Bernard Robinson, an owner of a unit in District Heights, Md., says that because of delinquencies on homeowner association payments in his development that exceed the FHA's limit, he and his wife have not been able to refinance. "We are qualified to refinance personally," he said in an interview, but because the development is not certified, "our unit isn't. We've exhausted all our options. They're going to force us to walk away."
Critics say that the FHA did not consult adequately with the condo industry before changing its rules — a charge the FHA denies — and contend that the agency did not think through some of its policies. Andrew Fortin, government affairs director of the Community Associations Institute, says the rule that is hampering Robinson's refinancing — that no more than 15 percent of the unit owners in a project be 30 days or more delinquent on their association dues — is often impossible for volunteer boards of directors in large projects to keep track of, much less to certify to FHA.
Even worse, according to other critics, the new rules put board members into legal jeopardy by requiring them to sign certifications attesting that the condo documents comply with all local statutes and that they have no knowledge of situations that could cause any unit owner to become delinquent later.

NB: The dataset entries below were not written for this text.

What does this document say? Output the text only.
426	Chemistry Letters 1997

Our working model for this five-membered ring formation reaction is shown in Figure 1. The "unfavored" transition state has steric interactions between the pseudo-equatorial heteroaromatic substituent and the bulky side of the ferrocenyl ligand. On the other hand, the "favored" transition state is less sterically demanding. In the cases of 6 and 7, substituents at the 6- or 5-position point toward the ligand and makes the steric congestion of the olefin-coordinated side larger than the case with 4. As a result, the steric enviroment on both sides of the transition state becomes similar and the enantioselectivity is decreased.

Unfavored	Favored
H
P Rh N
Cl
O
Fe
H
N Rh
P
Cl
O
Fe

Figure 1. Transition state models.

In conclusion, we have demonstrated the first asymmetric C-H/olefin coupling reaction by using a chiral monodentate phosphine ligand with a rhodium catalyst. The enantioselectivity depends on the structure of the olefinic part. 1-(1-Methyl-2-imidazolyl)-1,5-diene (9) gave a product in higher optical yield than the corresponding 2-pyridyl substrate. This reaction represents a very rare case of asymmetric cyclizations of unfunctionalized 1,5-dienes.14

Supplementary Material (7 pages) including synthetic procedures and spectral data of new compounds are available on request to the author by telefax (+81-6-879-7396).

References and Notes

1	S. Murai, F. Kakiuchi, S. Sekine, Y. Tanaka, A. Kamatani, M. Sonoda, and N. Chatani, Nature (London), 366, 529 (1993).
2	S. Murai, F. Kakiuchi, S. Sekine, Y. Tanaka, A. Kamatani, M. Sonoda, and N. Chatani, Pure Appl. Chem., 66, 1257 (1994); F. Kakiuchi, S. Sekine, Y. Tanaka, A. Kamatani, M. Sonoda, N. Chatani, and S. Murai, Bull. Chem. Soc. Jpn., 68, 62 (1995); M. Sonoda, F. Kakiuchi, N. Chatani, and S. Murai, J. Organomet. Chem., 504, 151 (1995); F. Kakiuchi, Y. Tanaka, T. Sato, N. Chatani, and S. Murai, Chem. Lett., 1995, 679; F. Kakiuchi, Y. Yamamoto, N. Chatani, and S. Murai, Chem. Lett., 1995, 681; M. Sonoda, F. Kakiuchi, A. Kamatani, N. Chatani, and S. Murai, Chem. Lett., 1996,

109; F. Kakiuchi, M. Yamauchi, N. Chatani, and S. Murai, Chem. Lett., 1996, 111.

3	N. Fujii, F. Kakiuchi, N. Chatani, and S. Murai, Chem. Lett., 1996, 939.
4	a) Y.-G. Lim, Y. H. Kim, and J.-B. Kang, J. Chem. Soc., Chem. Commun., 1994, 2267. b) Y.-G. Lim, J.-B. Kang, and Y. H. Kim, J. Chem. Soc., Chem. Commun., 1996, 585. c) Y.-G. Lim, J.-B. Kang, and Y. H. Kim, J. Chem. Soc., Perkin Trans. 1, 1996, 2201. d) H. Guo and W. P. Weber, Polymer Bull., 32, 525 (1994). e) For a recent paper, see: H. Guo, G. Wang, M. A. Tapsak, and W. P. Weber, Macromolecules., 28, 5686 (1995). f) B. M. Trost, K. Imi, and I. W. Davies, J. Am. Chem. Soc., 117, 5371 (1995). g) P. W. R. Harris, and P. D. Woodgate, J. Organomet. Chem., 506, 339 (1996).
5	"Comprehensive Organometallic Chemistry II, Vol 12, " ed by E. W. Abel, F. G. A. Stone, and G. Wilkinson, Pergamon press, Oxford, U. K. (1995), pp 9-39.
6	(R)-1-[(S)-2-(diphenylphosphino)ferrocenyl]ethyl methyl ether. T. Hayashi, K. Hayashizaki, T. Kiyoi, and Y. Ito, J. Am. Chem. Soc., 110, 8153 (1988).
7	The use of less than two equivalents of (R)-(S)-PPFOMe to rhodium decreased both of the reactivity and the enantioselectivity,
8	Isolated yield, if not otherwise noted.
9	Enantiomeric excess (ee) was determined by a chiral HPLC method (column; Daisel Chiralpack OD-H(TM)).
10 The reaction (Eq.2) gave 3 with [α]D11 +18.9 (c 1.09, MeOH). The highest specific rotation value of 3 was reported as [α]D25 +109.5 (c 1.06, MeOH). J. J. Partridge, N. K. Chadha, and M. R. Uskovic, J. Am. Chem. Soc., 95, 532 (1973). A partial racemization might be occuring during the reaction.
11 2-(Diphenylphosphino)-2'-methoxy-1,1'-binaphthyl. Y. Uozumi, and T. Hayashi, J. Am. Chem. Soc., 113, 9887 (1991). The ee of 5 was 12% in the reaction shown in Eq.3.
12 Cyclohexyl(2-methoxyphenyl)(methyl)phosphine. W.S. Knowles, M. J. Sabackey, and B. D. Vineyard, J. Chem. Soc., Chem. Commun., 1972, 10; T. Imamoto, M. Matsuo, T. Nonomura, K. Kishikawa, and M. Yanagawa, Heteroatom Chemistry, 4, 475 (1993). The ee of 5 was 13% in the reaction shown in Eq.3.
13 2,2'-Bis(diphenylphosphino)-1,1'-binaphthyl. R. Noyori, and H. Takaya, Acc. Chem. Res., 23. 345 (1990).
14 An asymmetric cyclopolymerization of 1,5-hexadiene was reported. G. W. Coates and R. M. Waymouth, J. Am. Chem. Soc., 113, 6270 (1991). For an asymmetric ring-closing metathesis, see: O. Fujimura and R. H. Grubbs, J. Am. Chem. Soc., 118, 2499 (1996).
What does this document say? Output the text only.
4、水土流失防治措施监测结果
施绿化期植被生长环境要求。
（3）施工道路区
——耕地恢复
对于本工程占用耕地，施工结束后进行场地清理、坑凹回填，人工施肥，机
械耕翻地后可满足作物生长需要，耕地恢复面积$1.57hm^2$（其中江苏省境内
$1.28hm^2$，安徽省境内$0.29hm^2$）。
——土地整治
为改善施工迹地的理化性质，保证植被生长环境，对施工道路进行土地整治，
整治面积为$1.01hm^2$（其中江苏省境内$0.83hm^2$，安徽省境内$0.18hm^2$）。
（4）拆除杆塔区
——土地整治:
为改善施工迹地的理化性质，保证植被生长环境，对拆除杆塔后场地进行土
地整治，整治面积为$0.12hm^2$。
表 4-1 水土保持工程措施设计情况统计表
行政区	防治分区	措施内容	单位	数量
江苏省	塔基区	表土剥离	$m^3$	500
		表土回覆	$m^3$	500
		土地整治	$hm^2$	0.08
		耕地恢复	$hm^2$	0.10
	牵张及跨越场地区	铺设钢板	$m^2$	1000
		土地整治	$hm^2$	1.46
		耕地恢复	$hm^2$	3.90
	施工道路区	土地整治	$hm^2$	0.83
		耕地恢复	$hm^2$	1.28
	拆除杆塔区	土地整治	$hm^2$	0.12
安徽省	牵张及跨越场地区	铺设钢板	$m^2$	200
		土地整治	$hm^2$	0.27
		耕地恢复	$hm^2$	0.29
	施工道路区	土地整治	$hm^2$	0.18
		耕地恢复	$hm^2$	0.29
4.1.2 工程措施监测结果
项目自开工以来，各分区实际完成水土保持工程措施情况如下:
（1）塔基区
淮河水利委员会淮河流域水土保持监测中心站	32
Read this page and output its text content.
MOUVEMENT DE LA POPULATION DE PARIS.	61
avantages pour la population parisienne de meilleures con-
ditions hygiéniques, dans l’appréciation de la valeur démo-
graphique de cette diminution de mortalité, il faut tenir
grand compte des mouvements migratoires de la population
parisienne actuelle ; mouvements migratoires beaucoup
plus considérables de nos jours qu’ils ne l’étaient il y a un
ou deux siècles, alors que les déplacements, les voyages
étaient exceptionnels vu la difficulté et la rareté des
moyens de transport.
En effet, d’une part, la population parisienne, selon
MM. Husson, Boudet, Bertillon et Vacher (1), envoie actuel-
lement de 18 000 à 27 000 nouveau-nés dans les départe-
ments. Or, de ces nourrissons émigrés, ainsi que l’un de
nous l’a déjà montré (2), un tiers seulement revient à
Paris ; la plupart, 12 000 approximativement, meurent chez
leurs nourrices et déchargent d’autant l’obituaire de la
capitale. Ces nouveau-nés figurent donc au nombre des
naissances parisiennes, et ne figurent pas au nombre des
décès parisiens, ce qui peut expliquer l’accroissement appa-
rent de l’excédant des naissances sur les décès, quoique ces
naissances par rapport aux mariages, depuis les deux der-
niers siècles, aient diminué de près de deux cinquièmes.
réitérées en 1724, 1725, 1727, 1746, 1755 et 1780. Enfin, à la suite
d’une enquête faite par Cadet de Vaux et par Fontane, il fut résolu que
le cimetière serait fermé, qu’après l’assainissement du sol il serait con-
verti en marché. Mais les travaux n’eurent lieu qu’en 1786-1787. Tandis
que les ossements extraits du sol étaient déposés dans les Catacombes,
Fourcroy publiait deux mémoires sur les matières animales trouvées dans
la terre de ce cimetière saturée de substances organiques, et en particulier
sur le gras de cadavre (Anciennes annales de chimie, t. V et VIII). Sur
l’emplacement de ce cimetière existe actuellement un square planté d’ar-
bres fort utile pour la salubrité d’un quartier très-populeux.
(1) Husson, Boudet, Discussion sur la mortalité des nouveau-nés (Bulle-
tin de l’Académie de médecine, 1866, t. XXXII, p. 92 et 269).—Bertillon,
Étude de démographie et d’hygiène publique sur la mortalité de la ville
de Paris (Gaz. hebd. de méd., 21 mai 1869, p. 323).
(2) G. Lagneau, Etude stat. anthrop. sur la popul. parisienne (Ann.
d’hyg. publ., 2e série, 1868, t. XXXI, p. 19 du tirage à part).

The mandatory certification carries a maximum penalty of $1 million in fines and 30 years imprisonment if found to be incorrect. Large numbers of condo boards have balked at this requirement, critics say, leading to the drastic drop in certification requests and condo eligibility.
Bottom line: If an FHA loan figures in your plans, first check with the association board. If the project isn't certified, you are cut off — at least for now — from some of the most favorable mortgage terms in the marketplace.